Right, the from is currently the odd one. Most of time what I need is to. But from is necessary in some use cases so it's not entirely useless. I recommend keeping it in the code.

And to solve the from vs to problem, I think we need:

Then from and to will work nicely with each other.

By the way, I think this package is very useful.

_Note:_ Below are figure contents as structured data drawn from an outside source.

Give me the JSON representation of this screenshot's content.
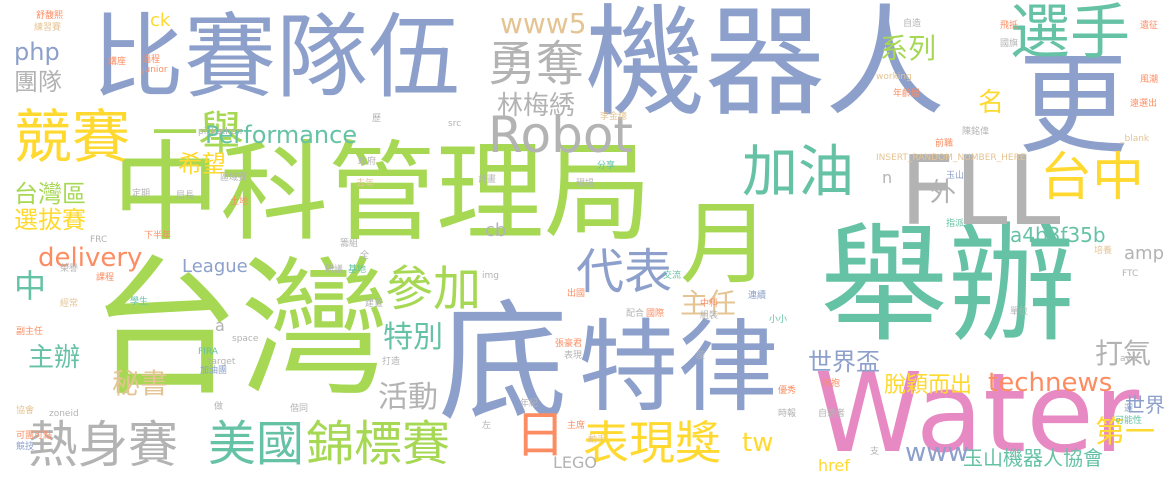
{
  "palette": {
    "green": "#a6d854",
    "teal": "#66c2a5",
    "blue": "#8da0cb",
    "gray": "#b3b3b3",
    "yellow": "#ffd92f",
    "orange": "#fc8d62",
    "pink": "#e78ac3",
    "tan": "#e5c494"
  },
  "words": [
    {
      "text": "機器人",
      "color": "blue"
    },
    {
      "text": "中科管理局",
      "color": "green"
    },
    {
      "text": "台灣",
      "color": "green"
    },
    {
      "text": "舉辦",
      "color": "teal"
    },
    {
      "text": "比賽隊伍",
      "color": "blue"
    },
    {
      "text": "Water",
      "color": "pink"
    },
    {
      "text": "底",
      "color": "blue"
    },
    {
      "text": "特律",
      "color": "blue"
    },
    {
      "text": "更",
      "color": "blue"
    },
    {
      "text": "FLL",
      "color": "gray"
    },
    {
      "text": "月",
      "color": "green"
    },
    {
      "text": "選手",
      "color": "teal"
    },
    {
      "text": "競賽",
      "color": "yellow"
    },
    {
      "text": "一舉",
      "color": "green"
    },
    {
      "text": "Robot",
      "color": "gray"
    },
    {
      "text": "勇奪",
      "color": "gray"
    },
    {
      "text": "加油",
      "color": "teal"
    },
    {
      "text": "台中",
      "color": "yellow"
    },
    {
      "text": "熱身賽",
      "color": "gray"
    },
    {
      "text": "美國",
      "color": "teal"
    },
    {
      "text": "錦標賽",
      "color": "green"
    },
    {
      "text": "表現獎",
      "color": "yellow"
    },
    {
      "text": "參加",
      "color": "green"
    },
    {
      "text": "代表",
      "color": "blue"
    },
    {
      "text": "日",
      "color": "orange"
    },
    {
      "text": "Performance",
      "color": "teal"
    },
    {
      "text": "delivery",
      "color": "orange"
    },
    {
      "text": "林梅綉",
      "color": "gray"
    },
    {
      "text": "www5",
      "color": "tan"
    },
    {
      "text": "主任",
      "color": "tan"
    },
    {
      "text": "technews",
      "color": "orange"
    },
    {
      "text": "世界盃",
      "color": "blue"
    },
    {
      "text": "打氣",
      "color": "gray"
    },
    {
      "text": "脫穎而出",
      "color": "yellow"
    },
    {
      "text": "玉山機器人協會",
      "color": "teal"
    },
    {
      "text": "活動",
      "color": "gray"
    },
    {
      "text": "秘書",
      "color": "tan"
    },
    {
      "text": "特別",
      "color": "teal"
    },
    {
      "text": "主辦",
      "color": "teal"
    },
    {
      "text": "中",
      "color": "teal"
    },
    {
      "text": "台灣區",
      "color": "green"
    },
    {
      "text": "選拔賽",
      "color": "yellow"
    },
    {
      "text": "希望",
      "color": "yellow"
    },
    {
      "text": "php",
      "color": "blue"
    },
    {
      "text": "團隊",
      "color": "gray"
    },
    {
      "text": "系列",
      "color": "green"
    },
    {
      "text": "第一",
      "color": "yellow"
    },
    {
      "text": "www",
      "color": "blue"
    },
    {
      "text": "tw",
      "color": "yellow"
    },
    {
      "text": "外",
      "color": "gray"
    },
    {
      "text": "名",
      "color": "yellow"
    },
    {
      "text": "a4b3f35b",
      "color": "teal"
    },
    {
      "text": "League",
      "color": "blue"
    },
    {
      "text": "cb",
      "color": "gray"
    },
    {
      "text": "amp",
      "color": "gray"
    },
    {
      "text": "href",
      "color": "yellow"
    },
    {
      "text": "LEGO",
      "color": "gray"
    },
    {
      "text": "世界",
      "color": "blue"
    },
    {
      "text": "ck",
      "color": "yellow"
    },
    {
      "text": "n",
      "color": "gray"
    },
    {
      "text": "a",
      "color": "gray"
    },
    {
      "text": "舒馥熙",
      "color": "orange"
    },
    {
      "text": "練習賽",
      "color": "tan"
    },
    {
      "text": "講座",
      "color": "orange"
    },
    {
      "text": "過程",
      "color": "orange"
    },
    {
      "text": "junior",
      "color": "orange"
    },
    {
      "text": "歷",
      "color": "gray"
    },
    {
      "text": "src",
      "color": "gray"
    },
    {
      "text": "李金總",
      "color": "tan"
    },
    {
      "text": "分享",
      "color": "teal"
    },
    {
      "text": "pickathon",
      "color": "gray"
    },
    {
      "text": "政府",
      "color": "gray"
    },
    {
      "text": "計畫",
      "color": "gray"
    },
    {
      "text": "定期",
      "color": "gray"
    },
    {
      "text": "區域賽",
      "color": "gray"
    },
    {
      "text": "去年",
      "color": "tan"
    },
    {
      "text": "現場",
      "color": "gray"
    },
    {
      "text": "局長",
      "color": "gray"
    },
    {
      "text": "土地",
      "color": "orange"
    },
    {
      "text": "基地",
      "color": "teal"
    },
    {
      "text": "研議",
      "color": "gray"
    },
    {
      "text": "全",
      "color": "gray"
    },
    {
      "text": "籌組",
      "color": "gray"
    },
    {
      "text": "學生",
      "color": "teal"
    },
    {
      "text": "課程",
      "color": "orange"
    },
    {
      "text": "建置",
      "color": "gray"
    },
    {
      "text": "FRC",
      "color": "gray"
    },
    {
      "text": "下半年",
      "color": "orange"
    },
    {
      "text": "榮譽",
      "color": "gray"
    },
    {
      "text": "經常",
      "color": "tan"
    },
    {
      "text": "副主任",
      "color": "orange"
    },
    {
      "text": "協會",
      "color": "tan"
    },
    {
      "text": "FIRA",
      "color": "teal"
    },
    {
      "text": "target",
      "color": "gray"
    },
    {
      "text": "zoneid",
      "color": "gray"
    },
    {
      "text": "加油團",
      "color": "blue"
    },
    {
      "text": "打造",
      "color": "gray"
    },
    {
      "text": "space",
      "color": "gray"
    },
    {
      "text": "張豪君",
      "color": "orange"
    },
    {
      "text": "表現",
      "color": "gray"
    },
    {
      "text": "配合",
      "color": "gray"
    },
    {
      "text": "國際",
      "color": "orange"
    },
    {
      "text": "出國",
      "color": "orange"
    },
    {
      "text": "img",
      "color": "gray"
    },
    {
      "text": "交流",
      "color": "teal"
    },
    {
      "text": "連續",
      "color": "blue"
    },
    {
      "text": "中科",
      "color": "orange"
    },
    {
      "text": "組裝",
      "color": "gray"
    },
    {
      "text": "座",
      "color": "gray"
    },
    {
      "text": "年紀",
      "color": "gray"
    },
    {
      "text": "主席",
      "color": "orange"
    },
    {
      "text": "動手",
      "color": "tan"
    },
    {
      "text": "左",
      "color": "gray"
    },
    {
      "text": "偕同",
      "color": "gray"
    },
    {
      "text": "可團可點",
      "color": "orange"
    },
    {
      "text": "競技",
      "color": "blue"
    },
    {
      "text": "做",
      "color": "gray"
    },
    {
      "text": "支",
      "color": "gray"
    },
    {
      "text": "優秀",
      "color": "orange"
    },
    {
      "text": "時報",
      "color": "gray"
    },
    {
      "text": "avw",
      "color": "gray"
    },
    {
      "text": "自適者",
      "color": "gray"
    },
    {
      "text": "可能性",
      "color": "teal"
    },
    {
      "text": "單位",
      "color": "gray"
    },
    {
      "text": "FTC",
      "color": "gray"
    },
    {
      "text": "培養",
      "color": "tan"
    },
    {
      "text": "指派",
      "color": "teal"
    },
    {
      "text": "玉山",
      "color": "blue"
    },
    {
      "text": "INSERT_RANDOM_NUMBER_HERE",
      "color": "tan"
    },
    {
      "text": "前職",
      "color": "orange"
    },
    {
      "text": "陳銘偉",
      "color": "gray"
    },
    {
      "text": "年齡層",
      "color": "orange"
    },
    {
      "text": "working",
      "color": "tan"
    },
    {
      "text": "_blank",
      "color": "tan"
    },
    {
      "text": "國旗",
      "color": "gray"
    },
    {
      "text": "飛抵",
      "color": "orange"
    },
    {
      "text": "遺征",
      "color": "orange"
    },
    {
      "text": "風潮",
      "color": "orange"
    },
    {
      "text": "遠選出",
      "color": "orange"
    },
    {
      "text": "自造",
      "color": "gray"
    },
    {
      "text": "小小",
      "color": "teal"
    },
    {
      "text": "擁抱",
      "color": "orange"
    },
    {
      "text": "選",
      "color": "blue"
    }
  ]
}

Do you have any plan upgrading this to expl3?

Pomax commented 4 years ago

XeLaTeX has always been native unicode, so the only time this should need upgrading is when XeLaTeX updates its interchartok behaviour (it already did this once before, when it moved from having only 252 user-definable classes to 4092 user-definable classes, so it might at some point switch to full UCHAR, but I doubt any time soon), so developments in the LaTeX2e/LaTeX3 community don't seem very related?

(not to mention that LaTeX3 has been been the works for over 25 years now, I have no reason to believe it will ever actually get out of the "being worked on" stage)

More variables is what I was thinking too, though, but in order to preserve the current (highly desirable) clobbering behaviour, some more work would be necessary to ensure there are macros that allow changing the clobbering behaviour on the fly, with clobbering turned on by default, as well as a [noclobber] option for people who don't want to have to always be adding a \ucharnoclobber or something in their preamble.

cykerway commented 4 years ago

Alright, thank you for the feedback. I mentioned expl3 because I think it provides more useful macros than LaTeX2e and may make the "variable work" easier. I feel TeX variables are much more tricky than in a general language such as Java. I haven't made it clear how their expansion works exactly. Things seem to be better defined in LaTeX3. Otherwise, LaTeX2e or LaTeX3 is unrelated here. By the way, there are 308 Unicode blocks in total. So I guess less than 256 classes don't make much sense. Well, you could say users don't always need that many.